Caching: A Guide to Optimizing System Performance

Caching

Caches can be anything that reduces time and avoids expensive operations like Network I/O, Disk I/O, or computation.

What Needs to Be Cached?

  • API calls to get the profile of a user.

  • Queries involving multiple table joins.

  • Reading particular files repeatedly.

Caches store data in a temporary storage location for faster access. They are essentially key-value pairs.

How Cache is Fetched

Suppose a user makes a call to a backend API:

  1. The API first checks if the data is available in the cache.

  2. If not, it retrieves the data from the database, stores it in the cache, and returns the response to the user.

Fetching data from the database is time-consuming and costly. By storing frequently needed data in the cache, we can access it faster. While caching is an expensive operation, it is justified for important and frequently accessed data. However, storing all data in the cache would become too expensive.

Common Tools for Caching

  • Redis

  • Memcached

Note: Cache is not restricted to RAM-based storage; it can be any storage that is closer and helps avoid expensive operations.

Caches are essentially glorified hash tables.

Examples of Caching

  1. Google News: Most recent news and articles are cached as they are more likely to be accessed.

  2. Auth Token: Authentication tokens are cached to avoid repeated requests to the database.

  3. Twitter: Recent posts from followed accounts are cached for faster access.

  4. Live Streaming: The last 10 minutes of a livestream are cached on CDN for quick access.

Types of Caching

Lazy Population

The most popular way to cache. The process:

  1. On read, first check the cache.

  2. If the data exists, return it.

  3. If not, retrieve it from the database, store it in the cache, and then return it.

Example: Caching a blog. Fetching data from the database is expensive, so it is stored in Redis or similar systems when accessed.

Eager Population

Data is written to both the database and cache simultaneously.

Example: Live cricket scores. Thousands of people watch cricket scores; serving them from the cache saves time and avoids cache misses.

Here, data is proactively pushed to the cache, especially for content that will definitely be accessed, like viral posts on social media.

Scaling the Cache

It is similar to a database, so we will use the same techniques to scale the database.
You can refer this to get detailed understanding :https://amanog.hashnode.dev/scaling-database

Vertical Scaling

Make the cache bigger to handle more data or load.

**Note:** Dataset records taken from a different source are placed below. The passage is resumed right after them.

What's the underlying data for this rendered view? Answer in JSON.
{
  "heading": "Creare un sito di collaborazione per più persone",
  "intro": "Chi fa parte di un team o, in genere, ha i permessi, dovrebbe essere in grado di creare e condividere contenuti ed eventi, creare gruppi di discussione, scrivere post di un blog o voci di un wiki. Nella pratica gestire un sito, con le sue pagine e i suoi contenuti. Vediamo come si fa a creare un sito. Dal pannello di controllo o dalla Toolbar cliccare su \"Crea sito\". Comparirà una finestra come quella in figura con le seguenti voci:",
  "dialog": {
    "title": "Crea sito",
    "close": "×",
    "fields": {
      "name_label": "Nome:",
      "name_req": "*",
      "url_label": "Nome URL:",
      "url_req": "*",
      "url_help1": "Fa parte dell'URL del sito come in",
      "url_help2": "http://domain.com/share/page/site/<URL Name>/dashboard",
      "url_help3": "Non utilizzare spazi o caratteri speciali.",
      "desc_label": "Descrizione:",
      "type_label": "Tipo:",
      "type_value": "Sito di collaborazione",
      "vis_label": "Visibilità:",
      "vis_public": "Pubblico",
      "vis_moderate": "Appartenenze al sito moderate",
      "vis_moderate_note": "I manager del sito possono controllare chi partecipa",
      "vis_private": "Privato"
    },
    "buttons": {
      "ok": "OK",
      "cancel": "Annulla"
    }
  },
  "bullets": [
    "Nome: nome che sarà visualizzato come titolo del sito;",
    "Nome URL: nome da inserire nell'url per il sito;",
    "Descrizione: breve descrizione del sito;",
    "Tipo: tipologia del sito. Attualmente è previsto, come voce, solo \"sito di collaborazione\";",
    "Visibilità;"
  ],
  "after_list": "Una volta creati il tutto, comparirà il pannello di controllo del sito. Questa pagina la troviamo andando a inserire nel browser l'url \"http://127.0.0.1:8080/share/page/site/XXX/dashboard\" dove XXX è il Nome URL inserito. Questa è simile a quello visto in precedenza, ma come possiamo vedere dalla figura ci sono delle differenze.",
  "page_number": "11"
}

Horizontal Scaling - Replica (Scaling Read)

Replicate some data across nodes to save read operations.

Horizontal Scaling - Scaling Write

Distribute or shard data across multiple nodes to handle write operations efficiently. Shards are mutually exclusive.

Caching Challenges

Caching has problems like serving stale data and invalidation.

Caching at Different Levels

Client-Side Caching

Store frequently accessed data on the client side, such as in browsers or mobile devices.

Examples:

  • Constant data like images, JavaScript, and CSS files.

  • Recently watched content on streaming platforms like Amazon Prime is cached locally for quick access. However, logging into another device does not retrieve the same state.

Invalidation: Done through time expiry.

Content Delivery Network (CDN)

A set of distributed servers used for caching. Requests from users are routed to the nearest CDN server for faster responses.

Example: An application with servers in India serving a user in the US would benefit from caching images on a US-based CDN server.

CDN Cache Population: Done lazily. If the data is unavailable, the CDN requests it from the origin server, caches it, and sends the response to the user.

Remote Cache (Redis)

A centralized cache commonly used by multiple API servers to store or access frequently used data.

Database Caching

Store the results of expensive computational tasks for repeated use.

Example: Instead of running SELECT COUNT(*) FROM posts WHERE user_id = 123 every time, store the total posts in a database column and update it occasionally.

Remember, every time a post is published, we also update the user table by setting totalpost = totalpost + 1.

Note:

Whatever system you are designing or observing, each component has some memory where you can cache data, such as a load balancer. Just because you can add more caching layers doesn't mean you should. The more layers you add, the more stale data you might introduce.